I agree, I'm not clear where the images are or what -k really means. Thanks for looking at the command. I started out with a different command and kept adding more options out of desperation. I know I can see images offline only with konqueror. These images must be cached somewhere, but I can't find them. I'm using python to automate some bookmark fetches and keep viewable html's offline. I've looked at add-ons for browsers , but I keep trying to come up with complete files that I can tar.
When I load a html in konqueror (launched from python server) I can see usr/bin/firefox/ lines, so it looks like konqueror uses firefox for something??
No, konqueror does not use firefox/mozilla in any way. It's a completely separate program with a completely different and distinct rendering system. There's no interaction between them, other than konqueror can be told to open html files in firefox or another browser.
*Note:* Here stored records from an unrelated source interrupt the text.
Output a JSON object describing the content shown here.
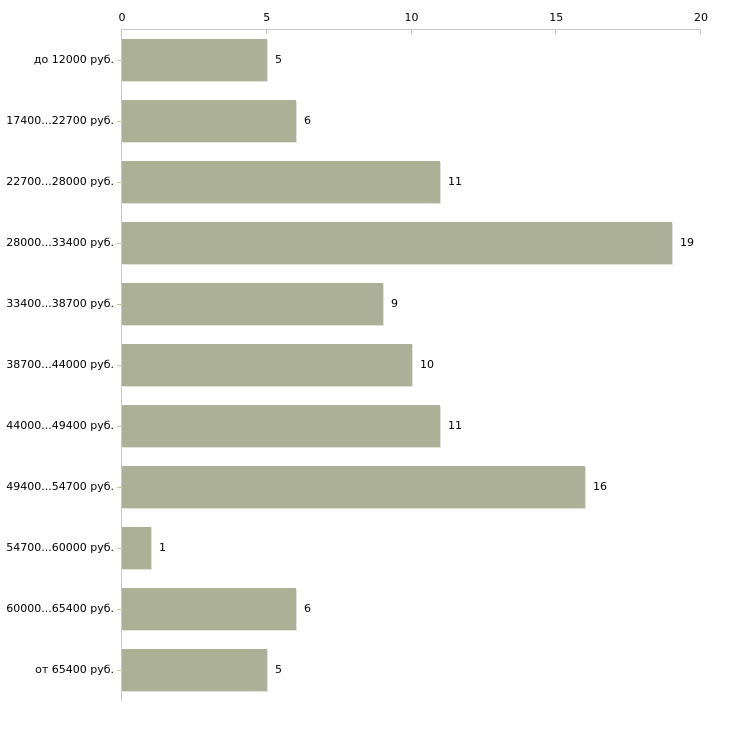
{
  "chart_data": {
    "type": "bar",
    "orientation": "horizontal",
    "title": "",
    "xlabel": "",
    "ylabel": "",
    "categories": [
      "до 12000 руб.",
      "17400...22700 руб.",
      "22700...28000 руб.",
      "28000...33400 руб.",
      "33400...38700 руб.",
      "38700...44000 руб.",
      "44000...49400 руб.",
      "49400...54700 руб.",
      "54700...60000 руб.",
      "60000...65400 руб.",
      "от 65400 руб."
    ],
    "values": [
      5,
      6,
      11,
      19,
      9,
      10,
      11,
      16,
      1,
      6,
      5
    ],
    "xticks": [
      0,
      5,
      10,
      15,
      20
    ],
    "xlim": [
      0,
      20
    ],
    "grid": false,
    "legend": false,
    "axis_position": "top",
    "colors": {
      "bar_fill": "#abb096",
      "bar_edge_highlight": "#e1e1d6",
      "axis_line": "#c8c8c8",
      "tick_mark": "#c8c7a0",
      "text": "#000000",
      "background": "#ffffff"
    }
  }
}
Without seeing those exact html lines you're talking about I can't say what they are. What "html" are you talking about anyway? Are you viewing the page source? The source saved using wget, or with the mozilla "saved page"? And where are the lines displayed? Are you doing this in offline mode? Or are you talking about some output from the python script? To tell the truth, it's kind of hard to understand what you're referring to sometimes. Perhaps you should take the time explain what you're doing doing step-by-step.
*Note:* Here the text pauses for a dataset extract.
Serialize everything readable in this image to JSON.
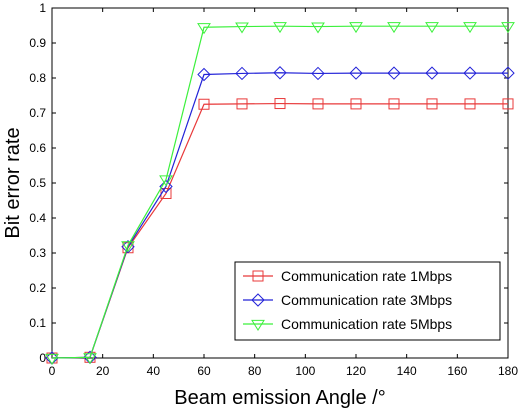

Most probably when the images load it's because whenever you open a page in a browser copies of the images are usually stored in the browser cache. So chances are it's simply re-loading images that have already been saved. But when you open the same page up in a different browser, the images haven't been cached yet, and so it needs to download them first. The same goes when the page changes to add a new photo; a copy of it needs to be downloaded into the browser before it can be displayed.
That's what offline mode is, by the way. The browser disconnects from the net and only displays files that have been previously stored in its cache.
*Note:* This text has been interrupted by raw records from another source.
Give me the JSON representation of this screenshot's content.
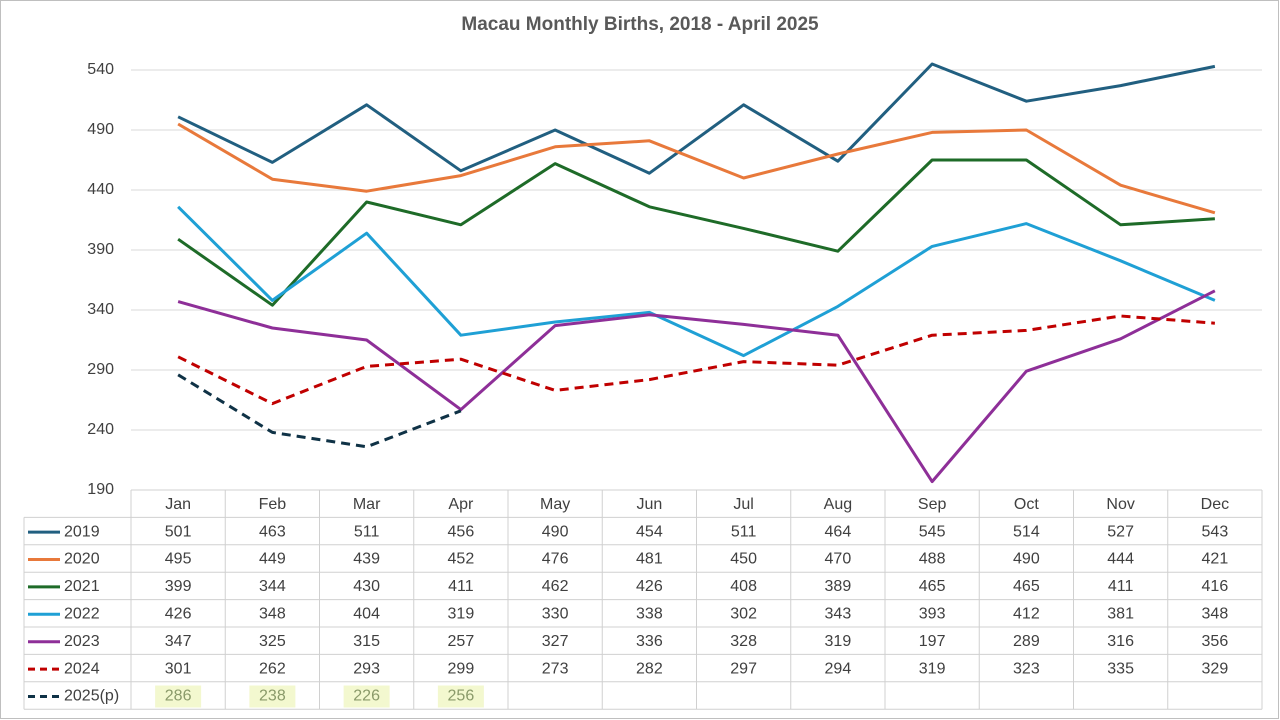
{
  "chart_data": {
    "type": "line",
    "title": "Macau Monthly Births, 2018 - April 2025",
    "categories": [
      "Jan",
      "Feb",
      "Mar",
      "Apr",
      "May",
      "Jun",
      "Jul",
      "Aug",
      "Sep",
      "Oct",
      "Nov",
      "Dec"
    ],
    "ylim": [
      190,
      550
    ],
    "yticks": [
      190,
      240,
      290,
      340,
      390,
      440,
      490,
      540
    ],
    "grid": true,
    "data_table": true,
    "series": [
      {
        "name": "2019",
        "color": "#215f80",
        "dashed": false,
        "values": [
          501,
          463,
          511,
          456,
          490,
          454,
          511,
          464,
          545,
          514,
          527,
          543
        ]
      },
      {
        "name": "2020",
        "color": "#e8793b",
        "dashed": false,
        "values": [
          495,
          449,
          439,
          452,
          476,
          481,
          450,
          470,
          488,
          490,
          444,
          421
        ]
      },
      {
        "name": "2021",
        "color": "#1e6b28",
        "dashed": false,
        "values": [
          399,
          344,
          430,
          411,
          462,
          426,
          408,
          389,
          465,
          465,
          411,
          416
        ]
      },
      {
        "name": "2022",
        "color": "#1fa0d5",
        "dashed": false,
        "values": [
          426,
          348,
          404,
          319,
          330,
          338,
          302,
          343,
          393,
          412,
          381,
          348
        ]
      },
      {
        "name": "2023",
        "color": "#8e2f98",
        "dashed": false,
        "values": [
          347,
          325,
          315,
          257,
          327,
          336,
          328,
          319,
          197,
          289,
          316,
          356
        ]
      },
      {
        "name": "2024",
        "color": "#c00000",
        "dashed": true,
        "values": [
          301,
          262,
          293,
          299,
          273,
          282,
          297,
          294,
          319,
          323,
          335,
          329
        ]
      },
      {
        "name": "2025(p)",
        "color": "#0f3246",
        "dashed": true,
        "highlight": "#f3f8cf",
        "values": [
          286,
          238,
          226,
          256,
          null,
          null,
          null,
          null,
          null,
          null,
          null,
          null
        ]
      }
    ]
  }
}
You're doing something similar when you save a page to disk using wget or "save page". You're creating a local copy of the web page that can be opened in the browser without connecting to the net. But when you save the page as a "single file", only the html code is saved. The images haven't been stored anywhere in the archiving process, so they still have to be fetched from the net (or from the browser cache if the browser has previously cached them).
In any case I think you're making this too difficult for yourself. If you want pages that work properly, forget about trying to save everything in a single file and simply use the multiple-file directory structure that's the default for saving "complete" pages. Then as long as the links have been converted properly, they should work in any browser.